• Trump Writes the Best Dialog

    President Obama was often criticized for being remote and inaccessible. Part of that had to do with the fact that he spoke too eloquently. What was he hiding? Who was he really? The impression of lucidity did not diminish when his speeches were transcribed. He sounded like an intellectual in a Thomas Mann novel.

    Donald Trump may not possess President Obama’s moral courage or deep knowledge of policy, but he doesn’t have this problem with talking. The way he expresses himself is so accessibly humanlike that I often forget he’s not really a person. Consider this remark from a Time profile a few months after the inauguration. He’s giving the reporters a tour of the White House, and he says, “Here is a room where we have a guest room.” Like so many of his public pronouncements, the syntactical confusion creates an air of authenticity but doesn’t confuse the sense of the remark. The same alchemy is at work in his tweets: “With the great vote on Cutting Taxes, this could be a big day for the Stock Market – and YOU!” Sense and nonsense, meaningful meaninglessness — we’ve been listening to this for two years. “Part of the beauty of me is that I’m very rich.” “I know words, I have the best words.” “Happy New Year to all, including to my many enemies and those who have fought me and lost so badly they just don’t know what to do. Love!”

    By contrast, here’s Obama: “This office is bigger than any one person, and that’s why ensuring a smooth transition is so important. It’s not something that the Constitution explicitly requires, but it is one of those norms that are vital to a functioning democracy, similar to norms of civility and tolerance and a commitment to reason and facts and analysis.”

    It’s not wonderful that we’ve installed a president who struggles to express himself in his native language.

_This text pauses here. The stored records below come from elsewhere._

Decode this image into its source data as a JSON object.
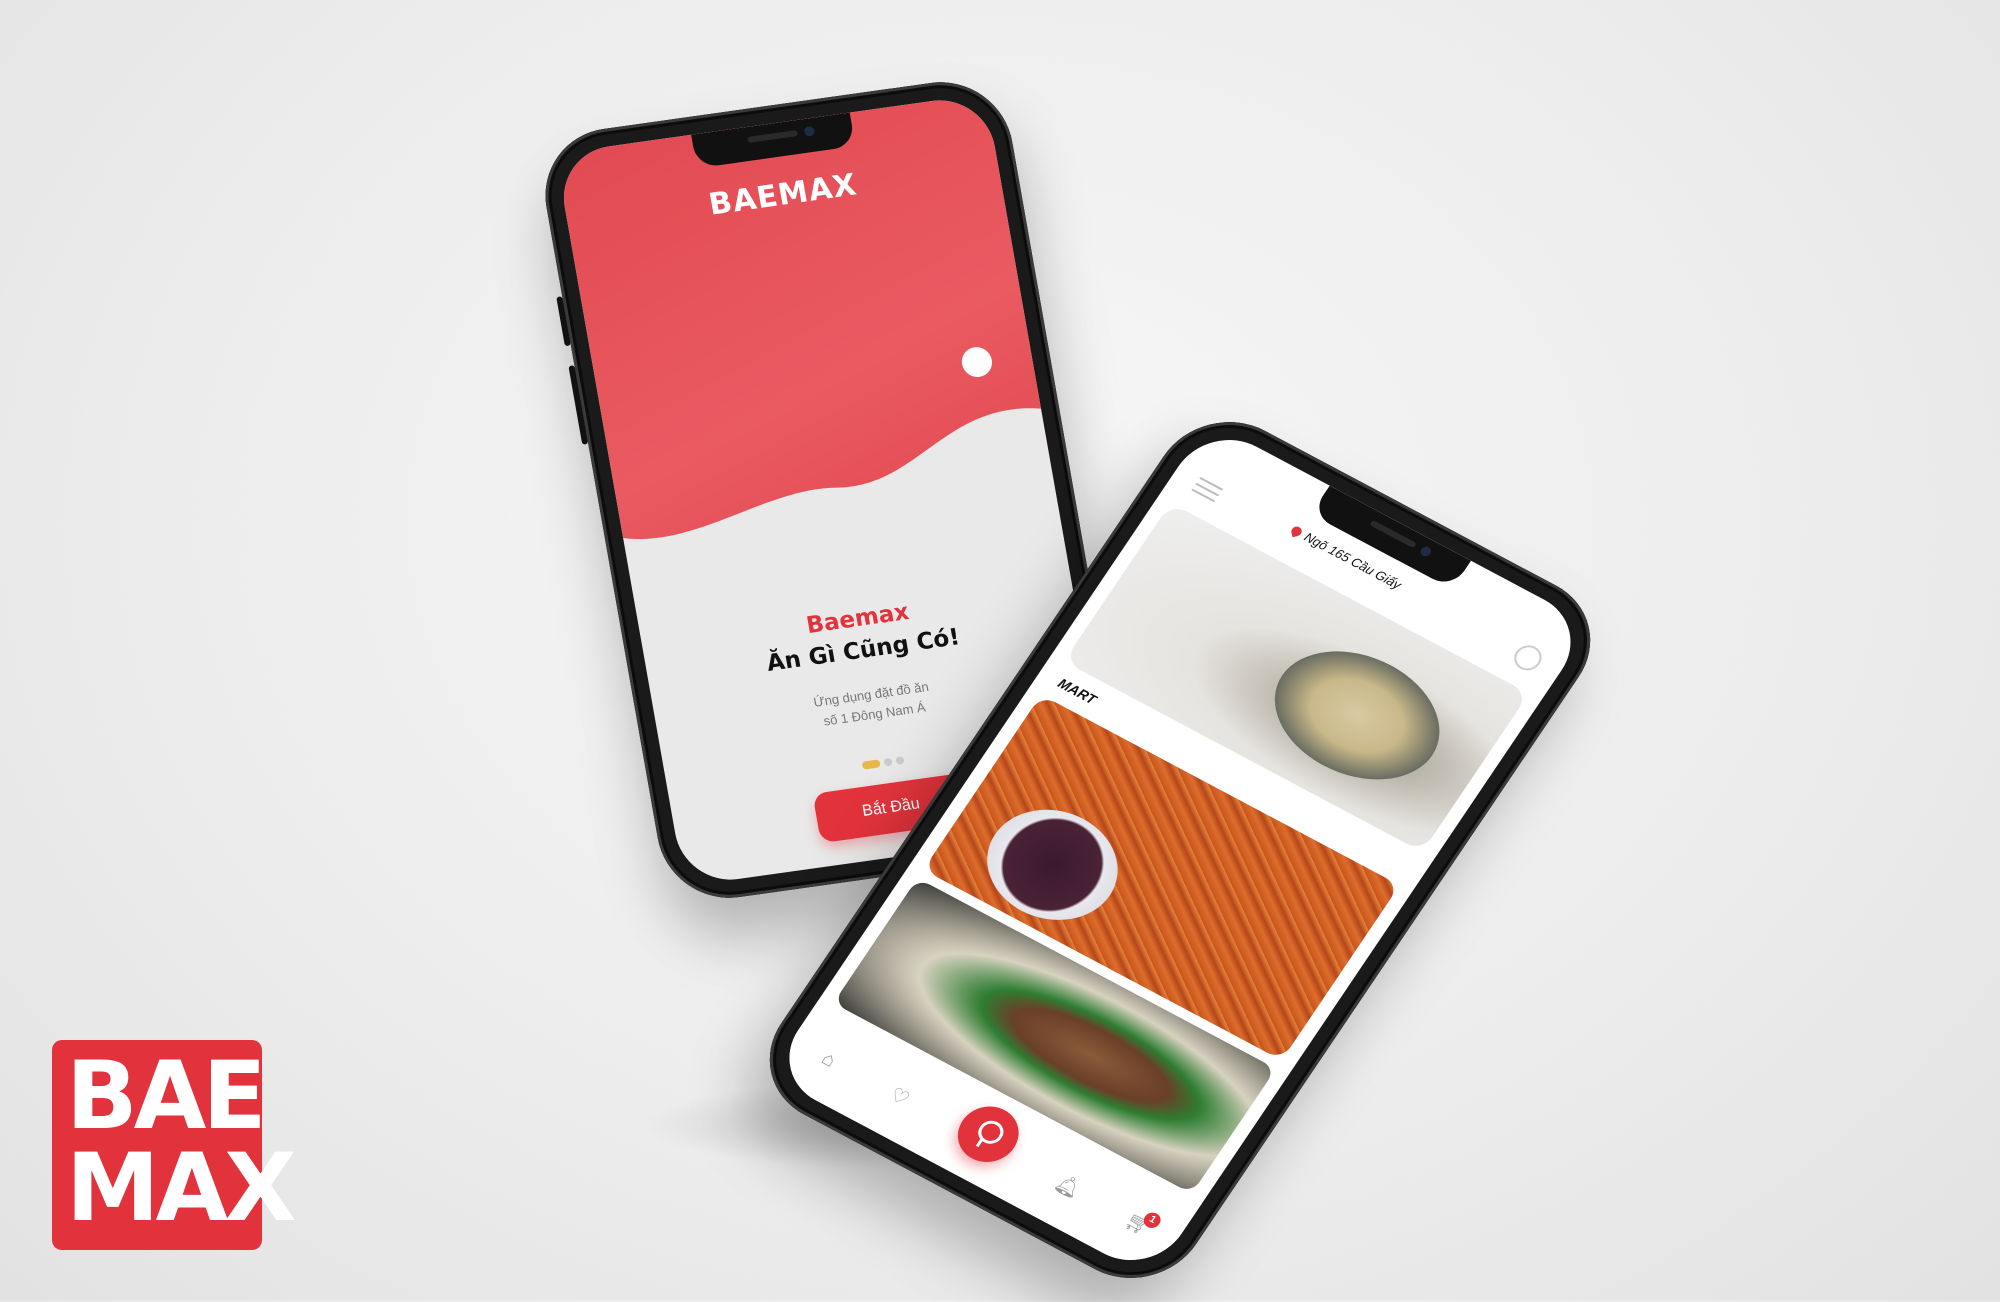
{
  "colors": {
    "brand_red": "#e2333c",
    "page_bg": "#ececec",
    "dot_active": "#e9b64a"
  },
  "onboarding": {
    "logo": "BAEMAX",
    "brand": "Baemax",
    "headline": "Ăn Gì Cũng Có!",
    "subtitle_line1": "Ứng dụng đặt đồ ăn",
    "subtitle_line2": "số 1 Đông Nam Á",
    "carousel_pages": 3,
    "carousel_active": 1,
    "start_button": "Bắt Đầu"
  },
  "home": {
    "location": "Ngõ 165 Cầu Giấy",
    "section_label": "MART",
    "cart_badge": "1",
    "icons": [
      "menu-icon",
      "location-pin-icon",
      "smile-icon",
      "home-icon",
      "heart-icon",
      "search-icon",
      "bell-icon",
      "cart-icon"
    ]
  },
  "corner_logo": {
    "line1": "BAE",
    "line2": "MAX"
  }
}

As Alexandra Petri writes, Trump seems to misspell words even when he speaks. His obsessive lying, his grandiosity, his self-contradictions, his tendency to forget what he’s talking about from one clause to the next — all of this makes for significant challenges when it comes to governance. But his rhetoric has one virtue: It is great literary dialog.

    Like fiction writing, politics is an act of imaginative storytelling. Politicians succeed or fail to the extent that their stories resonate with listeners. The rules of good dialog in each medium are essentially the same. A writer knows, for example, that dialog is not a good vehicle for complex ideas. Complexity tends to sound didactic; it suggests an authorial imperative. Obama tended to say more than his listeners were able to hear, but Trump sticks to banal themes, uses a kindergarten vocabulary, and never makes a surprising or nuanced observation. He also knows that dialog is only a good way to advance the narrative when the required plot development is an interpersonal one. His remarks often provoke feuds, but otherwise they do nothing and aren’t intended to do anything. They are inert stylistic flourishes.

    The central purpose of dialog in fiction is to communicate a sense of character, and more particularly a sense of character that is different from the substantive description of character that you get from the narrative passages. An idiosyncratic speech pattern is the easiest way to do this, but it’s a tricky business because the writer must capture that idiosyncrasy without compromising the fluidity or intelligibility of the text. Padgett Powell once gave me a rule for rendering dialect: Don’t change every word, as in, “Ah’m gon fuck ‘m uh.” Instead change one word, as in, “I am gon to fuck him up.” Trump’s “Here is a room where we have a guest room” seems to follow this rule. A simple change. You hear the man’s deep confusion, but the sentence is crisp and readable.

    Dialog is also testimony. It represents the character’s own point of view, and a character seems more vivid when that point of view is at odds with the larger narrative perspective. In a way, this was part of Obama’s problem. He did not step outside the box as often as he might have done. When he was talking about policy, he talked about policy. When Trump talks about policy, on the other hand, he’s talking about Trump. He is asserting his own reality. And because his sense of himself is startlingly at odds with the evidence of his behavior, the statements of those who know him, and the facts as most people understand them, this tends to produce an illusion of complexity. He seems like a person. Thus the “outsider” reputation.

    The problem with electing a president who speaks like a dimwit in a clever novel is that we don’t live in a clever novel. The cascade of idiotic remarks could start a war. But rhetorical context is as important in politics as it is in fiction. It matters that it’s a cascade of idiotic remarks, not just one or two. When we hear continually only what we expect to hear, we stop hearing anything. To put it another way: Trump is usually just reinforcing a sense of his character without adding substantively to the story that’s unfolding.

    There’s a heavy dose of wishful thinking here, but my own hope is that by talking so much without saying anything, he has created a rhetorical environment in which it’s harder for him to communicate in an impactful way. Republican legislators tend to ignore his demands, and his astounding habit of tweeting about ongoing investigations now goes mostly unremarked. His lies hardly register because he is, after all, a liar. All of this amounts to a very bad problem, but it’s a less bad problem than nuclear war. Let’s hope foreign leaders are literate enough to understand that everything he says means only one thing, “I am great,” and should not be taken as an attempt to advance the larger narrative.